Cada vez que se habla de solvencia casi siempre nos remitimos a esa deseable capacidad de cubrir con holgura lo que cuestan las necesidades y obligaciones perentorias de la vida material, saldar deudas sin demoras y de disponer de más para emprender nuevos proyectos, pasarla bien, y enfrentar cualquier eventualidad emergente, sin desfallecimiento de las arcas. Merecido se lo tienen quienes lo lograron por medios legítimos, social y legalmente irreprochables. Aunque infelizmente no siempre suele suceder así.
Pero a la vez existe la solvencia moral, esa humana integralidad en que se fundamentan la autoridad reconocida y el prestigio, que comienza a forjarse desde el seno familiar y se manifiesta por igual en las más diversas esferas socializadoras, las que corresponden a la comunidad, los espacios de estudios, laborales y recreativos, y desde luego el de las ejecutorias de mayor visibilidad pública.
Es en todos esos ámbitos donde, vivencias por medio, nos la pasamos, ejercitando la compleja construcción subjetiva de la imagen de los otros. Pero si en algo parece haber una especial sensibilidad a flor de piel es para detectar a quienes predican lo que no hacen, los del «haz lo que digo, pero no lo que hago», pertenecientes a lo que calificamos de doble discurso o doble moral, esos hipócritas insolventes de golpes de pecho que propagan la insolvencia generalizada.
Con ellos la exigencia se desploma, porque al frente de cualquier colectivo contaminan a los demás, debilitan la autoridad que alguna vez tuvo, se sumergen en complicidades y contubernios para saquear recursos y amañar deberes de servicios a la población en provecho propio, ocultar y falsear datos para mantener a flote el sistema que se armaron, hacen cundir las indisciplinas toleradas y disimuladas, por aquello de que «si tú me sabes, yo te sé también, que te mojaste».
A esta categoría de insolventes pertenecen los porfiados amantes de prohibiciones excesivas para todo y todos, que pueden llamar continuamente a perseguirlas con saña pero no se las aplican a sí mismos, o a sus gentes más cercanas, con las que únicamente están comprometidas. Y en general aquellos con cargos y responsabilidades insensibles ante el derroche, remisos a la vez a conectar con las necesidades de la población y el dolor ajeno, mientras disfrutan de lo lindo.

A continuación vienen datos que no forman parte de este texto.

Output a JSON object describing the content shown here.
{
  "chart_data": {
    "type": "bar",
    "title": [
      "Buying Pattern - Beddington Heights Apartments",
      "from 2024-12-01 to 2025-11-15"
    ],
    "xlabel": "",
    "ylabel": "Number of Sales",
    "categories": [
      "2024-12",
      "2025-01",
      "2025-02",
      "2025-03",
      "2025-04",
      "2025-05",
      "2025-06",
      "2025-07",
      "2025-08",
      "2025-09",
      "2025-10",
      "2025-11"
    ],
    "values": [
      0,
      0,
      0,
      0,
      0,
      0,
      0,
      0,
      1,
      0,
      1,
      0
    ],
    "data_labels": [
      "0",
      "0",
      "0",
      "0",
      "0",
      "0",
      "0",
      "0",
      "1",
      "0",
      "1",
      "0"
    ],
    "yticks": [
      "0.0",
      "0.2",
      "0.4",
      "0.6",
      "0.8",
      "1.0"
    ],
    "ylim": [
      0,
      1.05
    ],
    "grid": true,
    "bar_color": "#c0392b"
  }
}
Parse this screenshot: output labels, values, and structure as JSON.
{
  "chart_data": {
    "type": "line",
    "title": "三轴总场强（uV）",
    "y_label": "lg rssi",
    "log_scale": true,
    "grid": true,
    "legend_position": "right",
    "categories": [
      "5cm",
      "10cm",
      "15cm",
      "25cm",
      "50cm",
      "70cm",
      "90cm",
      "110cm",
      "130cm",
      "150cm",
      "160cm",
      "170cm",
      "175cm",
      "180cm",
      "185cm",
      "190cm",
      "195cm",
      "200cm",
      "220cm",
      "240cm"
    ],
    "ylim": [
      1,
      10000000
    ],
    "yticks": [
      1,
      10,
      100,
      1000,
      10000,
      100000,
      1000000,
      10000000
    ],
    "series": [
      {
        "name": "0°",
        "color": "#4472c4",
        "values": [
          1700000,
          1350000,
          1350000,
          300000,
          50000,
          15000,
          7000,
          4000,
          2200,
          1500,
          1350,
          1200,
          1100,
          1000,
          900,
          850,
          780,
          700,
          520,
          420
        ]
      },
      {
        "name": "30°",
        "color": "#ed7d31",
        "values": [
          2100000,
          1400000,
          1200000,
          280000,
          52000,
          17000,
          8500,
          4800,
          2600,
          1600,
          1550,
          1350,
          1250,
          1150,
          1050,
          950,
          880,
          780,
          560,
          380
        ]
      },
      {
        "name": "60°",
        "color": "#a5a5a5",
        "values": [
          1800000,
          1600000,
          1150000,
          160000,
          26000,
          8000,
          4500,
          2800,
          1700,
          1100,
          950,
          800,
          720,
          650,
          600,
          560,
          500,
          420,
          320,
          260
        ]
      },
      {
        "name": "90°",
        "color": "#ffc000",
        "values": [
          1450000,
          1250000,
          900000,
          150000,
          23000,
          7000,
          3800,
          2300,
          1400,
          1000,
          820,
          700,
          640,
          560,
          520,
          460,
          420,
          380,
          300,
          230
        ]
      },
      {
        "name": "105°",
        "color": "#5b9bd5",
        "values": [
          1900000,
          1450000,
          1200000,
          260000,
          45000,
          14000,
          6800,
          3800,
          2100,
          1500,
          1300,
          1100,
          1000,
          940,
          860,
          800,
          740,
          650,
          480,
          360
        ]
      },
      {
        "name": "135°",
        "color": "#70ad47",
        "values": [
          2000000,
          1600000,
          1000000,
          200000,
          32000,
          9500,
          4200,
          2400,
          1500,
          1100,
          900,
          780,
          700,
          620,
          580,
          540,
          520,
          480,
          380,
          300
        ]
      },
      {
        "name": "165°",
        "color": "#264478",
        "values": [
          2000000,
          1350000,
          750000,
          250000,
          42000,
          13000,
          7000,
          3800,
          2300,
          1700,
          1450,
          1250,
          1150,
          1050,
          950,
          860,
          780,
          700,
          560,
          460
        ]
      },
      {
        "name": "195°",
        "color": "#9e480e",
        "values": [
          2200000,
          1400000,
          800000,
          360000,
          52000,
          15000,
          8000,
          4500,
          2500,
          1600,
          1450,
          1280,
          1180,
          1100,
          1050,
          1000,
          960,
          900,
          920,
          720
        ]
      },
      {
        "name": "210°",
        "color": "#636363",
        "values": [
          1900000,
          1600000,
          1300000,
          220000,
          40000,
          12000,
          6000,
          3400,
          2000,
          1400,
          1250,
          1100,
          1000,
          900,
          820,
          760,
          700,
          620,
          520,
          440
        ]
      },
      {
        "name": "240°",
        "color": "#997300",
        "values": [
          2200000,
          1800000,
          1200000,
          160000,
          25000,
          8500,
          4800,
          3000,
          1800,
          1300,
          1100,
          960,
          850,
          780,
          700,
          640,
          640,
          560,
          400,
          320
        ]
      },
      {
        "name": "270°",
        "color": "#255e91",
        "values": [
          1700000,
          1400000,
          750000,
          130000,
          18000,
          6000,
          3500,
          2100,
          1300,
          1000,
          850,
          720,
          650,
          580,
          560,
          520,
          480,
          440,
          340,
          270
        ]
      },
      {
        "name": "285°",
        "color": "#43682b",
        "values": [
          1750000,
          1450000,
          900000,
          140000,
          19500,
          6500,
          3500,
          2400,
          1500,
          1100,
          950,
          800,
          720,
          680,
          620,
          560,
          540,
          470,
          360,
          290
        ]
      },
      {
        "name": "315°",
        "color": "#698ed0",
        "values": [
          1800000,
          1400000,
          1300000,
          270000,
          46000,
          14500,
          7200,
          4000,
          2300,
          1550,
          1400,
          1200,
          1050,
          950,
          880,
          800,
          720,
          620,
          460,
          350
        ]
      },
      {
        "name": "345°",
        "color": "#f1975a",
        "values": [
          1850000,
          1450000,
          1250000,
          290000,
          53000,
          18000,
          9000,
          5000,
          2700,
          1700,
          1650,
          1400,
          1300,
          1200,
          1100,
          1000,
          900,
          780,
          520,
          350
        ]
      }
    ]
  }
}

Suelen ser tan creídos y necios desde sus temporales parcelas de poder o influencia, que subestiman la sensitiva inteligencia ciudadana para visualizarlos en el país conviviente y desinflar los globos cada vez que la cuenta de lo que dicen ofrecer no cuadra con la realidad palpable, porque solo la verdad, por incómoda que resulte, se reverencia.
La solvencia moral tiene que ser siempre indispensable fortaleza del cuadro, ese protagonista vital de las transformaciones por cuya formación y cuidado tanto se preocupó el Che. En ello les va la ejemplaridad, la autoridad y el prestigio, y por lo tanto la confianza de que cuanto diga se ajuste a lo que hace. Será siempre la mejor carta de crédito, otra dimensión de la riqueza.